56 year old male presents to ED after taking an unknown quantity of perindapril/indapamide combination 6 hours previously.
Expected pCO2 = (1.5 X 13) + 8 = 27.5. Therefore acidosis compensated.
AG = Na-(Cl+HCO3) = 20 therefore HAGMA
Delta Gap = 0.6 – Therefore a HAGMA and non AG metabolic acidosis
Other abnormalities – there is a marked increase in lactate to 14, and the creatinine has increased to 130umol/l. Potassium has dropped to 2.9 and chloride has increased and is in the upper range of normal
The likely causes for this change in the patients VBG is multifactoral.
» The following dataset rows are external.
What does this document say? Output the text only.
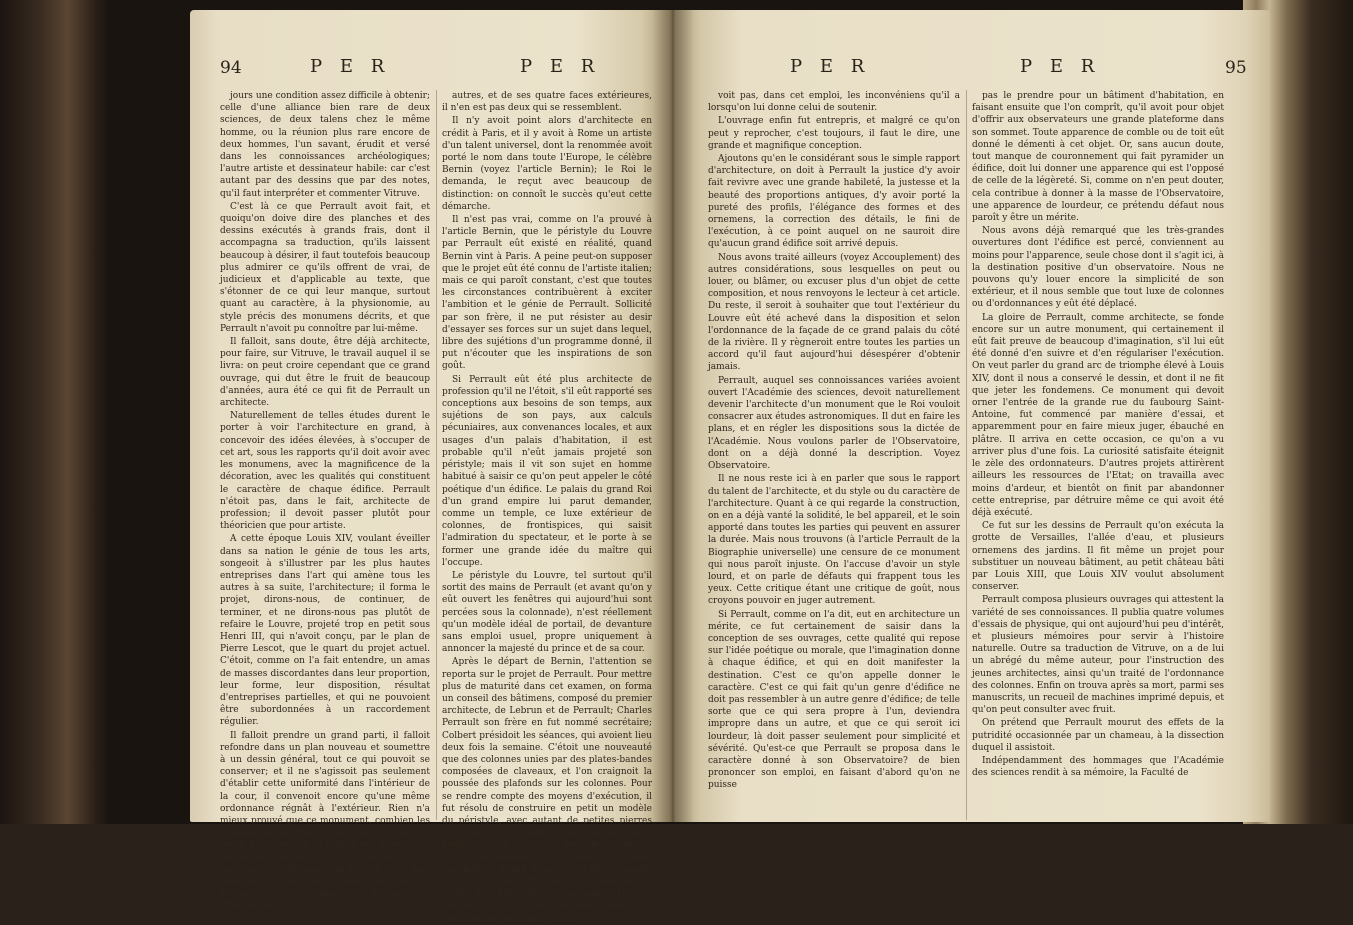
94	P E R	P E R

jours une condition assez difficile à obtenir; celle d'une alliance bien rare de deux sciences, de deux talens chez le même homme, ou la réunion plus rare encore de deux hommes, l'un savant, érudit et versé dans les connoissances archéologiques; l'autre artiste et dessinateur habile: car c'est autant par des dessins que par des notes, qu'il faut interpréter et commenter Vitruve.

C'est là ce que Perrault avoit fait, et quoiqu'on doive dire des planches et des dessins exécutés à grands frais, dont il accompagna sa traduction, qu'ils laissent beaucoup à désirer, il faut toutefois beaucoup plus admirer ce qu'ils offrent de vrai, de judicieux et d'applicable au texte, que s'étonner de ce qui leur manque, surtout quant au caractère, à la physionomie, au style précis des monumens décrits, et que Perrault n'avoit pu connoître par lui-même.

Il falloit, sans doute, être déjà architecte, pour faire, sur Vitruve, le travail auquel il se livra: on peut croire cependant que ce grand ouvrage, qui dut être le fruit de beaucoup d'années, aura été ce qui fit de Perrault un architecte.

Naturellement de telles études durent le porter à voir l'architecture en grand, à concevoir des idées élevées, à s'occuper de cet art, sous les rapports qu'il doit avoir avec les monumens, avec la magnificence de la décoration, avec les qualités qui constituent le caractère de chaque édifice. Perrault n'étoit pas, dans le fait, architecte de profession; il devoit passer plutôt pour théoricien que pour artiste.

A cette époque Louis XIV, voulant éveiller dans sa nation le génie de tous les arts, songeoit à s'illustrer par les plus hautes entreprises dans l'art qui amène tous les autres à sa suite, l'architecture; il forma le projet, dirons-nous, de continuer, de terminer, et ne dirons-nous pas plutôt de refaire le Louvre, projeté trop en petit sous Henri III, qui n'avoit conçu, par le plan de Pierre Lescot, que le quart du projet actuel. C'étoit, comme on l'a fait entendre, un amas de masses discordantes dans leur proportion, leur forme, leur disposition, résultat d'entreprises partielles, et qui ne pouvoient être subordonnées à un raccordement régulier.

Il falloit prendre un grand parti, il falloit refondre dans un plan nouveau et soumettre à un dessin général, tout ce qui pouvoit se conserver; et il ne s'agissoit pas seulement d'établir cette uniformité dans l'intérieur de la cour, il convenoit encore qu'une même ordonnance régnât à l'extérieur. Rien n'a mieux prouvé que ce monument, combien les grandes entreprises d'architecture ont de peine à parvenir à se compléter. Après trois siècles de travaux successifs, de projets, de reprises, etc., le palais du Louvre, qu'il faut regarder aujourd'hui comme terminé, a encore ses côtés intérieurs de sa cour différens des trois

autres, et de ses quatre faces extérieures, il n'en est pas deux qui se ressemblent.

Il n'y avoit point alors d'architecte en crédit à Paris, et il y avoit à Rome un artiste d'un talent universel, dont la renommée avoit porté le nom dans toute l'Europe, le célèbre Bernin (voyez l'article Bernin); le Roi le demanda, le reçut avec beaucoup de distinction: on connoît le succès qu'eut cette démarche.

Il n'est pas vrai, comme on l'a prouvé à l'article Bernin, que le péristyle du Louvre par Perrault eût existé en réalité, quand Bernin vint à Paris. A peine peut-on supposer que le projet eût été connu de l'artiste italien; mais ce qui paroît constant, c'est que toutes les circonstances contribuèrent à exciter l'ambition et le génie de Perrault. Sollicité par son frère, il ne put résister au desir d'essayer ses forces sur un sujet dans lequel, libre des sujétions d'un programme donné, il put n'écouter que les inspirations de son goût.

Si Perrault eût été plus architecte de profession qu'il ne l'étoit, s'il eût rapporté ses conceptions aux besoins de son temps, aux sujétions de son pays, aux calculs pécuniaires, aux convenances locales, et aux usages d'un palais d'habitation, il est probable qu'il n'eût jamais projeté son péristyle; mais il vit son sujet en homme habitué à saisir ce qu'on peut appeler le côté poétique d'un édifice. Le palais du grand Roi d'un grand empire lui parut demander, comme un temple, ce luxe extérieur de colonnes, de frontispices, qui saisit l'admiration du spectateur, et le porte à se former une grande idée du maître qui l'occupe.

Le péristyle du Louvre, tel surtout qu'il sortit des mains de Perrault (et avant qu'on y eût ouvert les fenêtres qui aujourd'hui sont percées sous la colonnade), n'est réellement qu'un modèle idéal de portail, de devanture sans emploi usuel, propre uniquement à annoncer la majesté du prince et de sa cour.

Après le départ de Bernin, l'attention se reporta sur le projet de Perrault. Pour mettre plus de maturité dans cet examen, on forma un conseil des bâtimens, composé du premier architecte, de Lebrun et de Perrault; Charles Perrault son frère en fut nommé secrétaire; Colbert présidoit les séances, qui avoient lieu deux fois la semaine. C'étoit une nouveauté que des colonnes unies par des plates-bandes composées de claveaux, et l'on craignoit la poussée des plafonds sur les colonnes. Pour se rendre compte des moyens d'exécution, il fut résolu de construire en petit un modèle du péristyle, avec autant de petites pierres qu'il devoit en entrer de grandes dans l'édifice, et de les retenir avec des barres de fer proportionnées à la mesure qu'elles auroient en grand. L'exécution de ce modèle rassura sur les difficultés qui avoient été le sujet de l'objection principale. On se convainquit que le fer employé à retenir la poussée des architraves, n'a-

P E R	P E R	95

voit pas, dans cet emploi, les inconvéniens qu'il a lorsqu'on lui donne celui de soutenir.

L'ouvrage enfin fut entrepris, et malgré ce qu'on peut y reprocher, c'est toujours, il faut le dire, une grande et magnifique conception.

Ajoutons qu'en le considérant sous le simple rapport d'architecture, on doit à Perrault la justice d'y avoir fait revivre avec une grande habileté, la justesse et la beauté des proportions antiques, d'y avoir porté la pureté des profils, l'élégance des formes et des ornemens, la correction des détails, le fini de l'exécution, à ce point auquel on ne sauroit dire qu'aucun grand édifice soit arrivé depuis.

Nous avons traité ailleurs (voyez Accouplement) des autres considérations, sous lesquelles on peut ou louer, ou blâmer, ou excuser plus d'un objet de cette composition, et nous renvoyons le lecteur à cet article. Du reste, il seroit à souhaiter que tout l'extérieur du Louvre eût été achevé dans la disposition et selon l'ordonnance de la façade de ce grand palais du côté de la rivière. Il y règneroit entre toutes les parties un accord qu'il faut aujourd'hui désespérer d'obtenir jamais.

Perrault, auquel ses connoissances variées avoient ouvert l'Académie des sciences, devoit naturellement devenir l'architecte d'un monument que le Roi vouloit consacrer aux études astronomiques. Il dut en faire les plans, et en régler les dispositions sous la dictée de l'Académie. Nous voulons parler de l'Observatoire, dont on a déjà donné la description. Voyez Observatoire.

Il ne nous reste ici à en parler que sous le rapport du talent de l'architecte, et du style ou du caractère de l'architecture. Quant à ce qui regarde la construction, on en a déjà vanté la solidité, le bel appareil, et le soin apporté dans toutes les parties qui peuvent en assurer la durée. Mais nous trouvons (à l'article Perrault de la Biographie universelle) une censure de ce monument qui nous paroît injuste. On l'accuse d'avoir un style lourd, et on parle de défauts qui frappent tous les yeux. Cette critique étant une critique de goût, nous croyons pouvoir en juger autrement.

Si Perrault, comme on l'a dit, eut en architecture un mérite, ce fut certainement de saisir dans la conception de ses ouvrages, cette qualité qui repose sur l'idée poétique ou morale, que l'imagination donne à chaque édifice, et qui en doit manifester la destination. C'est ce qu'on appelle donner le caractère. C'est ce qui fait qu'un genre d'édifice ne doit pas ressembler à un autre genre d'édifice; de telle sorte que ce qui sera propre à l'un, deviendra impropre dans un autre, et que ce qui seroit ici lourdeur, là doit passer seulement pour simplicité et sévérité. Qu'est-ce que Perrault se proposa dans le caractère donné à son Observatoire? de bien prononcer son emploi, en faisant d'abord qu'on ne puisse

pas le prendre pour un bâtiment d'habitation, en faisant ensuite que l'on comprît, qu'il avoit pour objet d'offrir aux observateurs une grande plateforme dans son sommet. Toute apparence de comble ou de toit eût donné le démenti à cet objet. Or, sans aucun doute, tout manque de couronnement qui fait pyramider un édifice, doit lui donner une apparence qui est l'opposé de celle de la légèreté. Si, comme on n'en peut douter, cela contribue à donner à la masse de l'Observatoire, une apparence de lourdeur, ce prétendu défaut nous paroît y être un mérite.

Nous avons déjà remarqué que les très-grandes ouvertures dont l'édifice est percé, conviennent au moins pour l'apparence, seule chose dont il s'agit ici, à la destination positive d'un observatoire. Nous ne pouvons qu'y louer encore la simplicité de son extérieur, et il nous semble que tout luxe de colonnes ou d'ordonnances y eût été déplacé.

La gloire de Perrault, comme architecte, se fonde encore sur un autre monument, qui certainement il eût fait preuve de beaucoup d'imagination, s'il lui eût été donné d'en suivre et d'en régulariser l'exécution. On veut parler du grand arc de triomphe élevé à Louis XIV, dont il nous a conservé le dessin, et dont il ne fit que jeter les fondemens. Ce monument qui devoit orner l'entrée de la grande rue du faubourg Saint-Antoine, fut commencé par manière d'essai, et apparemment pour en faire mieux juger, ébauché en plâtre. Il arriva en cette occasion, ce qu'on a vu arriver plus d'une fois. La curiosité satisfaite éteignit le zèle des ordonnateurs. D'autres projets attirèrent ailleurs les ressources de l'Etat; on travailla avec moins d'ardeur, et bientôt on finit par abandonner cette entreprise, par détruire même ce qui avoit été déjà exécuté.

Ce fut sur les dessins de Perrault qu'on exécuta la grotte de Versailles, l'allée d'eau, et plusieurs ornemens des jardins. Il fit même un projet pour substituer un nouveau bâtiment, au petit château bâti par Louis XIII, que Louis XIV voulut absolument conserver.

Perrault composa plusieurs ouvrages qui attestent la variété de ses connoissances. Il publia quatre volumes d'essais de physique, qui ont aujourd'hui peu d'intérêt, et plusieurs mémoires pour servir à l'histoire naturelle. Outre sa traduction de Vitruve, on a de lui un abrégé du même auteur, pour l'instruction des jeunes architectes, ainsi qu'un traité de l'ordonnance des colonnes. Enfin on trouva après sa mort, parmi ses manuscrits, un recueil de machines imprimé depuis, et qu'on peut consulter avec fruit.

On prétend que Perrault mourut des effets de la putridité occasionnée par un chameau, à la dissection duquel il assistoit.

Indépendamment des hommages que l'Académie des sciences rendit à sa mémoire, la Faculté de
The HAGMA is most likely secondary to the high lactate. There are 2 types of lactic acidosis – Type A – due to decreased oxygen delivery (shock, hypoxia) or increased oxygen demand (seizures, exercise,hyperthermia) TypeB is due to drugs, organ pathology or IEM. The pneumonic BLACKMIST is used to recall these causes ie B2 agonists (salbutamol,adrenalin), Liver Failure, Alcohols (ethanol and toxic alcohols) and Anticonvulsants (valproate), Cyanide poisoning, Ketoacidosis, Metformin, Inborn errors of metabolism, Iron, Isoniazid, Salicylates, Thiamine deficiency.
In this case it is likely the high lactate is from the multiple salbutamol nebs the patient has received, as well as poor organ perfusion – accounting for the rise in the creatinine despite the patient still producing 0.5ml/kg/hour of urine. The systolic blood pressure of between 90 and 100mmHG is probably a lot lower than the patients base line therefore causing decreased organ perfusion. The salbutamol nebs have also caused a decrease in the potassium.
The NAGMA in this case is likely from the repeated boluses of normal saline which is a common iatrogenic cause for a NAGMA. The increased chloride results in a loss of HCO3 from the kidneys to maintain electrical neutrality. Remember USEDCARP to recall the other causes of NAGMA.
This patient was admitted to MAU and once the normal saline and salbutamol was stopped and his BP increased his VBG normalised.